In a breakthrough that will appeal to both spies and those who work with priceless but frail historical documents, researchers at MIT have developed a camera that uses terahertz radiation to peer at the text on pages of a book, without it having to be open. Terahertz radiation falls somewhere between the microwave and infrared spectrums, and the research team, including Barmak Heshmat, Ramesh Raskar and Albert Redo Sanchez from MIT, and Justin Romberg and Alireza Aghasi from Georgia Tech, chose that particular flavour of radiation because of how it reacts with different chemicals. Different chemicals produce a distinct frequency as they react with different terahertz frequencies, which can be measured and distinguished. In this instance, it allows the researchers to tell the different between ink and blank paper.
Complex algorithms and software is required to translate the frequencies being bounced back to the camera, allowing it to distinguish letters on a page. But it also relies on how far the short bursts of terahertz radiation are travelling. By precisely timing how long it takes to reach the 20-micrometre-thick air gaps between pages of a book, it's able to calculate when it moves from page to page.

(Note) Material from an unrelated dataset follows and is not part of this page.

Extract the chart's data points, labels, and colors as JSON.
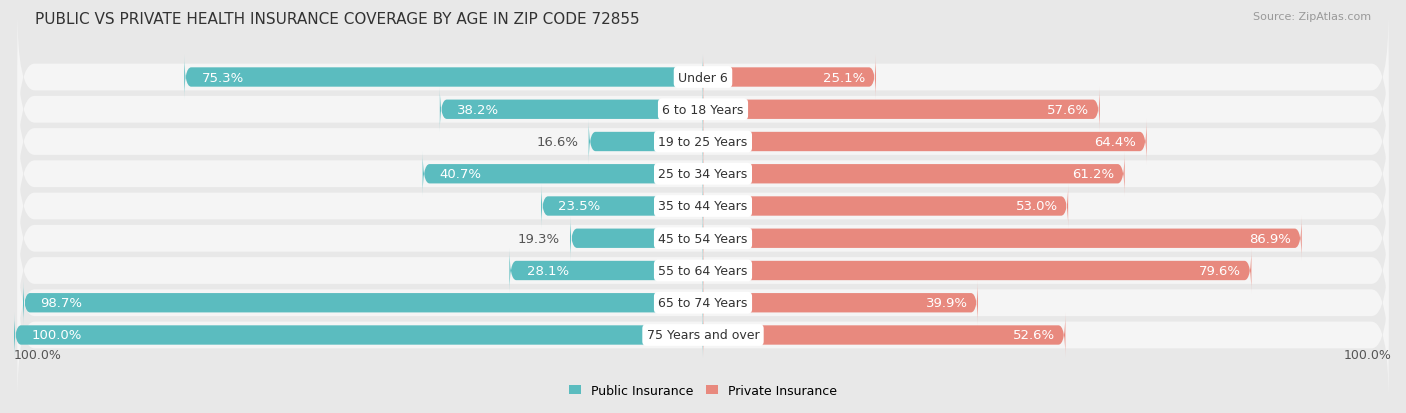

In its current form the terahertz camera can accurately calculate distance to a depth of about 20 pages, but it can only distinguish characters on a page to a depth of about nine pages. The device also requires the paper used to have some degree of transparency. However, as the detectors and emitters used are further refined, the researchers feel their system could be a fantastic tool for museums or other facilities who want to explore and catalogue historical documents, without actually having to touch or open them and risk damage.